Partiamo dal dato su cui giornali e TG si stanno già concentrando: gli scontri.
I fatti avvenuti sono la naturale conseguenza di una giornata in cui migliaia di persone sono state costrette a provocazioni, fermi e intimidazioni.
Una giornata durante la quale sono state compresse in una piazza senza vie d’uscita se non in fila indiana tra scudi e manganelli.
Vorremo poi segnalare anche le aggressioni che dopo la fine della manifestazione hanno visto sia la polizia, sia gruppi di sionisti, che alla stazione Ostiense e sul lungo Tevere hanno picchiato manifestanti inermi di ritorno dal corteo.
Se qualcuno ha scelto di restituirgli una piccola dose della loro violenza non saremo certo noi a biasimarlo.
La nostra solidarietà ai compagni feriti e fermati, in particolare a Tiziano che lunedì sarà processato per direttissima.
Crediamo però che la lente attraverso cui leggere la giornata debba essere complessiva.
La questura di Roma ha imposto il divieto politico della piazza facendo seguito alle dichiarazioni del Viminale.
Gli organizzatori hanno deciso di mantenere ugualmente la piazza davanti ad una situazione in cui lo stesso governo italiano è impegnato direttamente nella missione Aspides nel Mar Rosso e con centinaia i militari nel sud del Libano rivendicando il “diritto di Israele a difendersi”… tutto questo nonostante il genocidio, i bombardamenti a tappeto, il terrorismo di stato e gli omicidi politici pianificati dal sionismo.
Davanti all’appello di scendere in piazza a Roma nonostante il divieto la risposta a livello nazionale ha tenuto.
Il Viminale aveva promesso controlli intensivi, a cerchi concentrici da piazzale Ostiense fino ai caselli autostradali, alle statali che portano a Roma e alle nelle stazioni.
I controlli c’erano, ma non sono riusciti a fermare tutte le migliaia di persone che si sono dirette a Roma.
Alcuni pullman sono stati però bloccati e respinti, così come altri compagni sono stati rastrellati su Flixbus e portati in Questura.
A coloro che avevano “precedenti penali” è stato notificato il foglio di via da Roma in modo del tutto arbitrario.
Sin dal mattino la Questura si è resa conto che i controlli erano però inefficaci e si è vista costretta a concedere il concentramento a piazzale Ostiense che dopo alcune ore si è trasformato in corteo.
Crediamo che il dato sia questo: prima il presidio e poi il breve corteo sono stati strappati, macchina dopo macchina, pullman dopo pullman, persona dopo persona che convergendo su piazzale Ostiense hanno chiarito l’insubordinazione ai divieti che erano stati imposti.
Alla fine a piazzale Ostiense c’erano 10.000 persone, e tutti sappiamo che il numero sarebbe stato molto più alto se attorno a questo corteo non fosse stato creato il clima prodotto dal divieto.
Mentre noi facciamo e faremo le nostre valutazioni, la controparte farà le proprie.
Queste si accompagnano all’approvazione in Senato del DDL 1660, che verrà legittimata e dichiarata ancora più urgente sulla base del sensazionalismo che creeranno proprio attorno agli scontri.
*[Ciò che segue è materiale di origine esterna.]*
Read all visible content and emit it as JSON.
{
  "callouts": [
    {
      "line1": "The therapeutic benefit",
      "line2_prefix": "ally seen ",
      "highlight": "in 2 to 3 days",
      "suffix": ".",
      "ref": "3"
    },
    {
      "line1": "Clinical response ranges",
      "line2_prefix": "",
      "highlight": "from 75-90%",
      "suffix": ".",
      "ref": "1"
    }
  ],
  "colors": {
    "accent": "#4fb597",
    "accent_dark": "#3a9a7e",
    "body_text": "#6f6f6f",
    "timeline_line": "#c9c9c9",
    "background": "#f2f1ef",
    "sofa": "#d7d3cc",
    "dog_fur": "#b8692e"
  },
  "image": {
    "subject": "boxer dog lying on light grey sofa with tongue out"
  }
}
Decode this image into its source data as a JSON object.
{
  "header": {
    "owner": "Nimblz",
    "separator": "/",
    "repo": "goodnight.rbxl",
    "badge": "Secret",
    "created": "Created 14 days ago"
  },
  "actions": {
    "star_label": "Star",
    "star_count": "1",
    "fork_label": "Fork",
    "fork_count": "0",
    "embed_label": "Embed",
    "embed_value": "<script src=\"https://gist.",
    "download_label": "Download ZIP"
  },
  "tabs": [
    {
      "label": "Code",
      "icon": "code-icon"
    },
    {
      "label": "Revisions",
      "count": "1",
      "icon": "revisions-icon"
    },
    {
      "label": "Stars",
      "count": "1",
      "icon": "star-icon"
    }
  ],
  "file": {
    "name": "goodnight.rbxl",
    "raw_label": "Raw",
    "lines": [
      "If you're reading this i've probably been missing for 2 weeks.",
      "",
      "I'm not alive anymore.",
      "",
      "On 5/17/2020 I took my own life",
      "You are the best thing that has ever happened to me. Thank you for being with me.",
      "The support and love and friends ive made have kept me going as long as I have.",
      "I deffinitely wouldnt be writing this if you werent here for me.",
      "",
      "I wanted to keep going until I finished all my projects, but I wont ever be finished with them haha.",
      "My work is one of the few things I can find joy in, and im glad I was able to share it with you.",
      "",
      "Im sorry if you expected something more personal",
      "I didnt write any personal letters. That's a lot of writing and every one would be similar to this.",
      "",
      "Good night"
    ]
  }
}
Questi sono giochetti di bassa lega a cui abbiamo assistito già mille altre volte e che quindi dovremmo già conoscere per non caderci ancora una volta.
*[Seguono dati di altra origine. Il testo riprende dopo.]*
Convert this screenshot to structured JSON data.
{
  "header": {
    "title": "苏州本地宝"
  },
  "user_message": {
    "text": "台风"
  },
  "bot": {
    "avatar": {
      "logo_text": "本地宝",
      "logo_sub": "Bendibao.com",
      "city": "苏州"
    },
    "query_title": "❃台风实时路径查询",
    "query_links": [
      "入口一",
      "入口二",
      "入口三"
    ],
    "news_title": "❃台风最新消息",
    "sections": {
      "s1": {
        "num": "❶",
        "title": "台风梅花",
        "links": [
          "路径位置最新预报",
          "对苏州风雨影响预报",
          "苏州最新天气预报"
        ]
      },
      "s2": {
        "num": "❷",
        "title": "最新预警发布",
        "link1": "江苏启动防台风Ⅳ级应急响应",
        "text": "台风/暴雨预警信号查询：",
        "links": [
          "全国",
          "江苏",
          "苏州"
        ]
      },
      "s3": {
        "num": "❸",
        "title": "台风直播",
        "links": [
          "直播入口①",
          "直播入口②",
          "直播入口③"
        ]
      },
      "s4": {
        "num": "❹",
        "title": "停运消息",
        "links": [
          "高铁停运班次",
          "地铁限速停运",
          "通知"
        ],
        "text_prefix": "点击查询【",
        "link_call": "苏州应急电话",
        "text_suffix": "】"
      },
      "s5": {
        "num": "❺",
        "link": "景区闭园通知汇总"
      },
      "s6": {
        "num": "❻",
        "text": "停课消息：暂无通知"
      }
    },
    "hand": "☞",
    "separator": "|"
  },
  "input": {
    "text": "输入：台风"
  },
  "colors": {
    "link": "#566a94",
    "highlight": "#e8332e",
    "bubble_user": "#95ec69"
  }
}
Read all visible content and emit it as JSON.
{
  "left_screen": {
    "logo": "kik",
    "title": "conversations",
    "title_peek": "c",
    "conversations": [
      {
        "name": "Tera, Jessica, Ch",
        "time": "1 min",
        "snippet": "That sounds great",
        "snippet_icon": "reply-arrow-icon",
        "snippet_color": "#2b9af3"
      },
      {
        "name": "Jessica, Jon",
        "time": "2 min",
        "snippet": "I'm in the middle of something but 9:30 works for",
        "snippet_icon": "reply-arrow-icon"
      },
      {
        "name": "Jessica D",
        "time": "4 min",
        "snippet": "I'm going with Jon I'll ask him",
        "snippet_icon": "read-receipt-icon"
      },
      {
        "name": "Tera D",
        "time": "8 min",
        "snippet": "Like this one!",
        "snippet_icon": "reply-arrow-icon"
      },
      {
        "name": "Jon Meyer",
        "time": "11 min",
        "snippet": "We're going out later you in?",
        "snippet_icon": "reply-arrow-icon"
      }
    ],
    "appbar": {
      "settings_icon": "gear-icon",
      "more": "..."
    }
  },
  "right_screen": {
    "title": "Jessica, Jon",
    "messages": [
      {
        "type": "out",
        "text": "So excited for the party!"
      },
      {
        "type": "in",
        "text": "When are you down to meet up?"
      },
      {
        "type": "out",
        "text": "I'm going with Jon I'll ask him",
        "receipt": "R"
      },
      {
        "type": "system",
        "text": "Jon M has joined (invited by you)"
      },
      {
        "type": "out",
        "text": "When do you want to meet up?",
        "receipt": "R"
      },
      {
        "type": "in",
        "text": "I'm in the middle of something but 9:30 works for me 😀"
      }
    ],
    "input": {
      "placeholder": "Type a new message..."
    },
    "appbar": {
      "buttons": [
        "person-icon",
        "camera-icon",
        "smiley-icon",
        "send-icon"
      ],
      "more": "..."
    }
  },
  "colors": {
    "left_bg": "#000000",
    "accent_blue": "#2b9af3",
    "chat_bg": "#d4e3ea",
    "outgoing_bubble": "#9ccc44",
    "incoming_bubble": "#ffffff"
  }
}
Lanciamo quindi l’appello a non farci dividere in “buoni e cattivi”, a non cadere nei meccanismi divisivi della dissociazione.
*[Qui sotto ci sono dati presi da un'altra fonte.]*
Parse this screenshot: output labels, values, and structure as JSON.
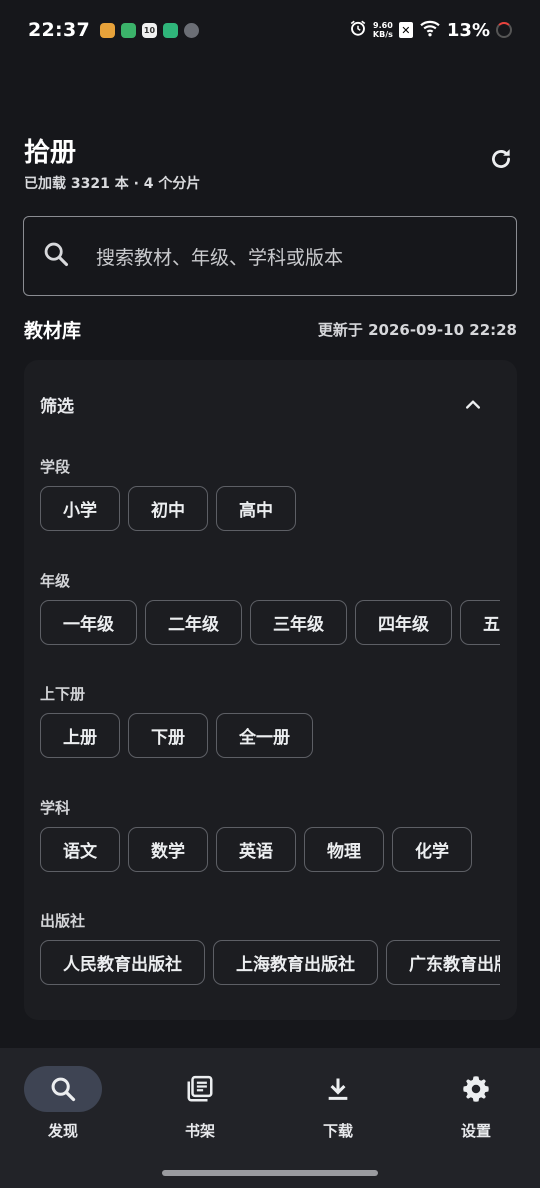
{
  "status_bar": {
    "time": "22:37",
    "net_speed_value": "9.60",
    "net_speed_unit": "KB/s",
    "battery": "13%",
    "notification_icons": [
      "app-orange-icon",
      "app-green-person-icon",
      "calendar-10-icon",
      "app-green-square-icon",
      "avatar-icon"
    ],
    "calendar_day": "10"
  },
  "header": {
    "title": "拾册",
    "subtitle": "已加载 3321 本 · 4 个分片"
  },
  "search": {
    "placeholder": "搜索教材、年级、学科或版本"
  },
  "library": {
    "title": "教材库",
    "updated": "更新于 2026-09-10 22:28"
  },
  "filter": {
    "title": "筛选",
    "sections": [
      {
        "label": "学段",
        "chips": [
          "小学",
          "初中",
          "高中"
        ]
      },
      {
        "label": "年级",
        "chips": [
          "一年级",
          "二年级",
          "三年级",
          "四年级",
          "五年级"
        ]
      },
      {
        "label": "上下册",
        "chips": [
          "上册",
          "下册",
          "全一册"
        ]
      },
      {
        "label": "学科",
        "chips": [
          "语文",
          "数学",
          "英语",
          "物理",
          "化学"
        ]
      },
      {
        "label": "出版社",
        "chips": [
          "人民教育出版社",
          "上海教育出版社",
          "广东教育出版社"
        ]
      }
    ]
  },
  "bottom_nav": {
    "items": [
      {
        "label": "发现",
        "icon": "search-icon"
      },
      {
        "label": "书架",
        "icon": "library-icon"
      },
      {
        "label": "下载",
        "icon": "download-icon"
      },
      {
        "label": "设置",
        "icon": "gear-icon"
      }
    ]
  },
  "colors": {
    "background": "#16171b",
    "card": "#1c1d21",
    "nav_bar": "#222328",
    "active_pill": "#3e4453",
    "chip_border": "#5d5f65"
  }
}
La responsabilità delle nuove strette repressive viaggia di pari passo con lo Stato di guerra in cui viviamo.
La responsabilità dello Stato di guerra e delle strette repressive sta solamente in capo alla classe dominante, che riversa su tutti noi la violenza necessaria per pacificare il fronte interno per meglio condurre la guerra sul fronte esterno.
La giustizia, quella vera, non quella che ci restituiscono divise e tribunali, sempre meno corrisponderà alla legalità della guerra.
Continuiamo a lottare e ad essere punto di riferimento per tutti i lavoratori e studenti che in numero sempre maggiore saranno in piazza per opporsi allo Stato di guerra imposto dall’imperialismo NATO.